Сорель, жестикулируя, показывал им петлю из медной проволоки, на шелковом шнурке, с кирпичом на конце, — так называемый силок; сапожник был пойман в тот момент, как расставлял его.
— Вы свидетели, не правда ли?
Эжен опустил подбородок в знак согласия, а дядя Обен откликнулся:
— Коли вы говорите…
Особенно сердило Сореля, что этот мошенник осмелился поставить западню так близко от его дома, воображая, что никому не придет в голову заподозрить ее тут.

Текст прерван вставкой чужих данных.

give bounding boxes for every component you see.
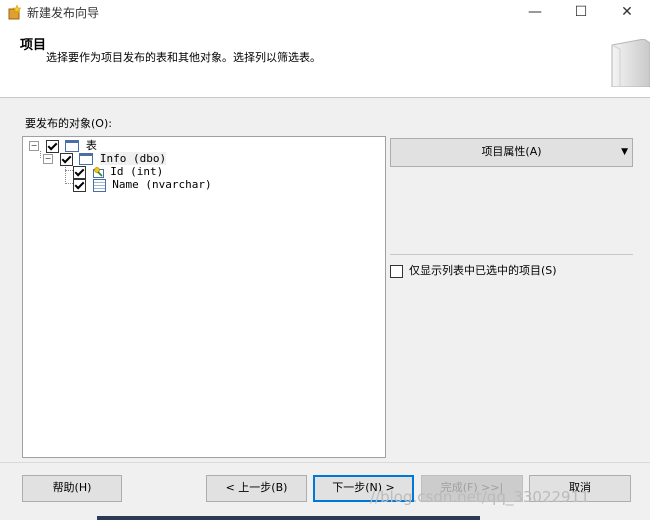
- page-title: 项目: [20, 38, 47, 53]
- article-properties-label: 项目属性(A): [481, 145, 542, 158]
- tree-node-id-column[interactable]: Id (int): [73, 165, 164, 179]
- tables-checkbox[interactable]: [45, 139, 59, 153]
- page-description: 选择要作为项目发布的表和其他对象。选择列以筛选表。: [46, 51, 321, 64]
- primary-key-column-icon: [92, 166, 104, 178]
- window-title: 新建发布向导: [27, 6, 100, 20]
- tree-node-tables[interactable]: − 表: [29, 139, 97, 153]
- id-column-checkbox[interactable]: [73, 165, 86, 179]
- tree-node-label: 表: [85, 139, 97, 152]
- content-area: 要发布的对象(O): − 表 − Info (dbo) Id (int) Nam…: [0, 98, 650, 462]
- tree-node-label: Id (int): [110, 165, 164, 178]
- publication-graphic-icon: [611, 39, 650, 87]
- table-icon: [79, 153, 94, 165]
- minimize-button[interactable]: —: [512, 0, 558, 24]
- wizard-footer: 帮助(H) < 上一步(B) 下一步(N) > 完成(F) >>| 取消 //b…: [0, 462, 650, 520]
- tree-node-label: Info (dbo): [99, 152, 167, 165]
- back-button[interactable]: < 上一步(B): [206, 475, 307, 502]
- article-properties-button[interactable]: 项目属性(A) ▼: [390, 138, 633, 167]
- objects-tree[interactable]: − 表 − Info (dbo) Id (int) Name (nvarchar…: [22, 136, 386, 458]
- divider: [390, 254, 633, 255]
- wizard-icon: [8, 4, 22, 20]
- close-button[interactable]: ✕: [604, 0, 650, 24]
- table-icon: [65, 140, 80, 152]
- column-icon: [92, 178, 106, 192]
- only-show-checked-label: 仅显示列表中已选中的项目(S): [409, 264, 557, 277]
- background-strip: [97, 516, 480, 520]
- help-button[interactable]: 帮助(H): [22, 475, 122, 502]
- wizard-header: 项目 选择要作为项目发布的表和其他对象。选择列以筛选表。: [0, 24, 650, 98]
- info-table-checkbox[interactable]: [59, 152, 73, 166]
- tree-node-info-table[interactable]: − Info (dbo): [43, 152, 167, 166]
- objects-label: 要发布的对象(O):: [25, 117, 112, 130]
- dropdown-arrow-icon: ▼: [621, 147, 628, 157]
- name-column-checkbox[interactable]: [73, 178, 86, 192]
- tree-connector: [65, 164, 66, 184]
- tree-node-label: Name (nvarchar): [112, 178, 212, 191]
- tree-node-name-column[interactable]: Name (nvarchar): [73, 178, 212, 192]
- watermark: //blog.csdn.net/qq_33022911: [370, 488, 590, 506]
- maximize-button[interactable]: ☐: [558, 0, 604, 24]
- collapse-icon[interactable]: −: [43, 154, 53, 164]
- collapse-icon[interactable]: −: [29, 141, 39, 151]
- only-show-checked-option[interactable]: 仅显示列表中已选中的项目(S): [390, 262, 557, 278]
- tree-connector: [40, 151, 41, 158]
- only-show-checked-checkbox[interactable]: [390, 264, 403, 278]
- title-bar: 新建发布向导 — ☐ ✕: [0, 0, 650, 24]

Дофен заговорил плаксивым тоном:
— Я на нее наступил, я даже старался ее сломать.
Всегда его обвиняют, его не любят, он несчастный человек.
Сорель, не отвечая ему, достал из кармана записную книжку, перо и чернила, чтобы составить протокол.
— О, не надо! — сказал Пекюше.
Бувар прибавил:
— Отпустите его, он славный человек.
— Он-то? Браконьер!
— Ну, а если даже так?
И они стали защищать браконьерство: прежде всего известно, что кролики грызут молодые побеги, зайцы губят колосья, только еще бекас, пожалуй…
— Оставьте же меня в покое!
И сторож продолжал писать, стиснув зубы.
— Что за упрямство! — проворчал Бувар.
— Еще одно слово, и я позову жандармов!
— Вы невежа! — сказал Пекюше.
— А вы прощелыги! — ответил Сорель.
Бувар, забывшись, обозвал его олухом, долговязым болваном. А Эжен повторял:
— Тише! Тише! Побольше уважения к закону!
Между тем дядя Обен сидел в трех шагах от них на булыжной тумбе и стонал.
На их голоса вся свора псов выбежала из своих будок, сквозь решетку виднелись их горящие зрачки, их черные морды, и, бегая взад и вперед, они подняли страшный лай.
— Не выводите меня из терпения! — крикнул хозяин. — А не то я всех их натравлю на ваши штаны!